We received enthusiastic interest from the potential GMs we approached. Soon we had enough people interested, with a cross-section of systems, that it looked like the event was a good possibility. I contacted Green Ronin and explained our proposed event, then asked whether Green Ronin was interested in sponsoring the event by offering prizes and letting us use their trademarks and images for promotion. They graciously agreed, and provided our GMs with PDF copies of the book, as well as one copy of the Dark Wings Over Freeport adventure per game to award to lucky players.
We ended up with the following games and systems:
- “All Freeport Must Be Eaten – All Flesh Must Be Eaten (AFMBE)
- “The Buccaneers of the Skies” – Savage Worlds
- “CSI: Freeport” – Castle Falkenstein
- “Freeport Squad” – mashup of Dungeon Squad and Pirate Squad
- “Little Lost Yog Sothoth” – Monsters and Other Childish Things/One-Roll Engine (ORE)

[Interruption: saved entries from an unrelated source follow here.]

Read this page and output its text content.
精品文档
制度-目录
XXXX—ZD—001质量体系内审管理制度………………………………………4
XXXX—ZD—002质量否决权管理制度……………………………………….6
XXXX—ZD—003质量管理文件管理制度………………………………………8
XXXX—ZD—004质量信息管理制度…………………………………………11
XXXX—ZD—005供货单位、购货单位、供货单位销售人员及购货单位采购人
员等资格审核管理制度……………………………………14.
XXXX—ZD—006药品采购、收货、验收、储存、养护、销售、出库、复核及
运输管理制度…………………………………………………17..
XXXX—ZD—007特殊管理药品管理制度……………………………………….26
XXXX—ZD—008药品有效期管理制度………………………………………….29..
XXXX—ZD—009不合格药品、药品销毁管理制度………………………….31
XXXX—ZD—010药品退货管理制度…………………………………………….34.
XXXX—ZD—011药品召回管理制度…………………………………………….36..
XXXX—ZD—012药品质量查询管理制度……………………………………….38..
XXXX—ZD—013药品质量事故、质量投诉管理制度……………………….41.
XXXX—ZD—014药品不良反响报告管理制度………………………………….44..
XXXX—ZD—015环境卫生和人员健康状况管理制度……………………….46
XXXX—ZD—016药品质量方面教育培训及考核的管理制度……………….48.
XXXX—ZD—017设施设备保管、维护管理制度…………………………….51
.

- “Sing a Sarah Shanty” – Savage Worlds
- “Yo Ho Ho and a Bottle of Milk” – Swashbucklers of the 7 Skies (S7S) beta (PDQ-based, in its playtest phase)
I played in four of these or in the playtest versions prior to the convention: #3, 4, 5, and 7; and I watched the others being played. I also read the book cover-to-cover. What I unfortunately have not had to date is a chance to play or run an extended campaign in Freeport; however, I believe it is even more suited to long-term play than short adventures since the prolonged exposure will give a group the time to absorb more of the background and plots waiting to be used.
We had an interesting cross-section of flavours offered, from straight-up horror, to light-hearted horror parody, to swashbuckling airship tales, to criminal investigation.
In the games I played or observed, the ready-made setting information was very handy when players asked questions not covered in the GMs’ notes: “Is there a shop we can go to?”, “I need to talk to a scholar who knows about blood magic,” etc. When the questions were geographically organized (e.g., “Is there a tavern in this area?”), reference was easy. It was more difficult when asking for locations or characters that were not obviously tied to a specific area (e.g., “I want to speak to a fellow halfling that has lots of contacts in the community.”) A second index cross-referenced by topic would have been helpful (though a lot of work to create, I imagine).
Another use the GMs made of the setting was to create relationships for pre-generated player characters, by assigning them ties to ready-made NPCs, groups and locations provided in the book. This made it easier for players to draw upon contacts and resources, and get anchored into the setting. This gave a good sense of place, and the more it was used by a GM, the more I generally enjoyed the game.
I felt that as a setting reference, the book provided enough detail to get a good solid background to build upon, without being long enough to become unwieldy.
This is a good book for, you guessed it, GMs who want run a fantasy pirate campaign with horror overtones. Those who want to take advantage od a ready-made setting with lots of built-in characters, plots, organizations, locations, and relationships will be happy with it. And people who like a sandbox approach will probably be delighted.
Those who use systems for which no Freeport Companion is planned and do not want to write their own stats for characters will probably decide this is too much work. People looking for a realistic take on piracy or verisimilitude in the city’s workings may not be satisfied with Freeport’s fantasy setting.
For my part, I loved the book and was happy to recommend it to many people.